A friend recommended John C. Wright’s City Beyond Time: Tales of the Fall of Metachronopolis for a little light reading. It is possible that my friend is a sadist, or forgets that while I do engage some in philosophy and logic, logic puzzles are really not my thing. With some major flaws, the book was interesting for a read-through.
If you like to ponder the difference between potential, actual, probable, and revision, then this is the book for you. This is intellectual nerd candy for people with philosophy degrees, or for people who want to think they don’t need philosophy degrees because they are just that smart.
I do not have one and don’t remember ever wanting one.
The premise is interesting enough, a city at the end of time is full of Time Wardens. The book was pitched to me as a combination of Dr. Who meets Amber (in case you have been living in a closet those are two seriously inventive series about parallel worlds and time travel).
I would say that the series has the morbid fatalism of Amber to suck all the joy out of the freewheeling possibility of Dr. Who. Wright’s vision of Time Travel is that it is evil, that people will use it only for bad, and we get drug through a grand world tour of wanna-be Time Lords destroying themselves, kidnapping and enslaving people, lying, tricking, cheating, and then perishing in their own futility. I lost count of the characters who know their ending sucks, and chose to be trapped in their shitty endings anyway, either because they want the case more, they think they can avoid it, or they make the wrong choices, again, infinitely.
If you want a thesis on the banal depravity of man, I recommend Faust, it is just as depressing and much shorter. The e-book is well edited but poorly formatted. It does not even have a table of contents so I had no idea I was reading a collection of short stories until the scenes changed around me completely and a chapter in revisited none of the previous chapter’s plots.
Wright’s appeals are that he is Christian (Roman Catholic) a philospher (who is still a Christian) and a writer.

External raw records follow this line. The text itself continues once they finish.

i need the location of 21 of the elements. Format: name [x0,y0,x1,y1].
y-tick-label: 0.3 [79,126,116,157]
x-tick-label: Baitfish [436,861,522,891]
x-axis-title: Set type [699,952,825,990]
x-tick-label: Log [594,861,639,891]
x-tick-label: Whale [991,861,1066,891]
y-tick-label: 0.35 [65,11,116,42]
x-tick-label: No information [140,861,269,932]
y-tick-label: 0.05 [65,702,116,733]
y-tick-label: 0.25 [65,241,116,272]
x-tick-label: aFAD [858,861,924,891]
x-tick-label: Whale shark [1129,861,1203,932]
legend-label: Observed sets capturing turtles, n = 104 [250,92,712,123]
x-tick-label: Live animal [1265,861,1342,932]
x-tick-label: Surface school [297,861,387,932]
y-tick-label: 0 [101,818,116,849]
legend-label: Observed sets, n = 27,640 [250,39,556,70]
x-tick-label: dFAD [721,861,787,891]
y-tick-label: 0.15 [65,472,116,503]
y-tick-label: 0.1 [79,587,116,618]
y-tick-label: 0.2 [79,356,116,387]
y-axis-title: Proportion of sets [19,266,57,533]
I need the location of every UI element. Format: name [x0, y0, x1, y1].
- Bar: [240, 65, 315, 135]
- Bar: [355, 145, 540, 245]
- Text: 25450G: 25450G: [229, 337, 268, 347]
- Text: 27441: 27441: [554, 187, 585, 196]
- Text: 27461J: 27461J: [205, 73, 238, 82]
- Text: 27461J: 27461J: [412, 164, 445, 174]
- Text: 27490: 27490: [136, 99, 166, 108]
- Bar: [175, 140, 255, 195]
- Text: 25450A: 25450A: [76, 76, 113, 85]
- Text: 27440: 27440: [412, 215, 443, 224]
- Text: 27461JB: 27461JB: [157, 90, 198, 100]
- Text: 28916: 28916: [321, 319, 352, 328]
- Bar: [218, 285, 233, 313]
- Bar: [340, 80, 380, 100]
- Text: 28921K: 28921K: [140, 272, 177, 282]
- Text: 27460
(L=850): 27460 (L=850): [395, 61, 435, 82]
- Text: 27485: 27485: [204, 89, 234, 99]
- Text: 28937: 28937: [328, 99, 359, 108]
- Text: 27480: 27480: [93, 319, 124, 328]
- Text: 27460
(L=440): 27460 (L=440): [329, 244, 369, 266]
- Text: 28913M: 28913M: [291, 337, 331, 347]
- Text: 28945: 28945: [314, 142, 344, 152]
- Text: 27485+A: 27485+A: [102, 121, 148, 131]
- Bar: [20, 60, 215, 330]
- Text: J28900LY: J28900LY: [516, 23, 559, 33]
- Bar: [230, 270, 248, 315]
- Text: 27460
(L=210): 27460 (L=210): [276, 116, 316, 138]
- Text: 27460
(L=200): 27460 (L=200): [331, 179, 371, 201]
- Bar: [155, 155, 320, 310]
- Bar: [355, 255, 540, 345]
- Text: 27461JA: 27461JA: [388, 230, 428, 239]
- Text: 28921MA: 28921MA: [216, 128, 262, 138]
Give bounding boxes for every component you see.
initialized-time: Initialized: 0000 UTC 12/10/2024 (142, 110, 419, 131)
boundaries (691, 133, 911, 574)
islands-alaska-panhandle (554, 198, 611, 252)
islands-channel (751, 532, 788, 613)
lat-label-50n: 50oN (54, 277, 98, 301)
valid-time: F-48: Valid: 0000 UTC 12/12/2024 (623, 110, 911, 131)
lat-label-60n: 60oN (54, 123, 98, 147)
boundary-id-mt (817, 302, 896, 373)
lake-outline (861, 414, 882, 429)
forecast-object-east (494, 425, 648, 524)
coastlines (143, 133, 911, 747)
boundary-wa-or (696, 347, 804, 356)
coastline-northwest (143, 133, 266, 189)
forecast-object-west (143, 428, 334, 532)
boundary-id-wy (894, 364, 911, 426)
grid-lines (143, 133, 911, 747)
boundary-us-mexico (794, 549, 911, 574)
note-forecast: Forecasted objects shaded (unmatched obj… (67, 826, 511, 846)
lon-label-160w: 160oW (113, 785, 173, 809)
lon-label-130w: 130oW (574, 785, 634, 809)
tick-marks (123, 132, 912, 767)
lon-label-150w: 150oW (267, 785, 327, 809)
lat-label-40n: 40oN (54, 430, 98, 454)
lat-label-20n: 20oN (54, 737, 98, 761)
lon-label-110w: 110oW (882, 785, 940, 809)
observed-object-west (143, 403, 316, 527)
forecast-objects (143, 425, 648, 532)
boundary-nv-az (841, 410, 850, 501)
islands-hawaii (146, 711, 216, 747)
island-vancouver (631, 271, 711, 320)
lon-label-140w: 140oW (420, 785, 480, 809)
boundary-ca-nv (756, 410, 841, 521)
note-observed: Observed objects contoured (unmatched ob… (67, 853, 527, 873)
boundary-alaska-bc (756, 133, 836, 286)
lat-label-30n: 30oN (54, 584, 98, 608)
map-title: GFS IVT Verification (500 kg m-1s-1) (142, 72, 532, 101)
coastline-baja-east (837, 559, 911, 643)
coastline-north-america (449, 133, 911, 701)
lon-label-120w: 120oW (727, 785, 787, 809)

I found his writing technically gifted, and the rest masturbatory and pedantic. There is one really enjoyable short story about a man on the run from a thought-eating nightmare that was both original, clever, and not overly concerned with details. There was a second about a dying man that was rather well written and strongly reminiscent of Isaac Asimov’s robot short stories, tightly woven, sensible, and rewarding after a twist ending.
The rest of the collection weighed upon me like lead. The first short story was a murder mystery about a man’s own murder, with an interesting backdrop, but the logic behind it, no matter how thoroughly philosophically stable, was so much work that by the end I was just glad it was done. Similarly, the last mystery centers around rape and murder between multiple JFK’s and Marilyn Monroe as Helen of Troy that dwelled on how arousing she was and then a lot of rape, murder, and some nihilistic despair.
The morality that does show up is secular Catholic through-and-through. Your salvation is accomplished through your own decisions and hard work. Jesus? Never mentioned. Grace? You have to kill yourself, not in devotion but as an act of contrition, in works righteousness. Then other people who have done the same will lift you back up and you will be pure. This book works more as a poster philosophy for Mormonism and Arianism than actual Christianity, as it is missing faith, deity, loyalty, and compassion in every way.
Also, the mythology irritated me. Infinite-multiverse fiction has always left a bad taste in my mouth because it always turns out to be a loose and lazy mechanic. So what if there is another version of someone? The writer has already established that there are infinite everyones, so big deal…
There is a serious lack of good guys in this collection of short stories. You have anti-heroes, victims, and villains. The list is short by the following sets: redeemers, forgivers, heroes, role-models, and saviors. The most frustrating thing was that there are hints at a better world, a happier version of time travel, and it is never really shown at all. I feel like Wright wants me to know that he’s aware how dystopian his stories are, shows me the contrast, then rubs my nose in his shitty little darkness while hiding the light behind his back.
The jerk.
It was a technically solid read, and if you are smart enough that this does not constitute work to read (as the man who lent it to me) or if you are pretentious enough to want a book that makes you feel comfortably mentally superior, this book will give you a refreshing chance to flex some mental muscles without leaving the dim fog of perpetual crappy sin, despair, and ruin.
Recommended for geniuses and wannabe intellectuals. Not for anyone seeking peace, joy, or an easy read.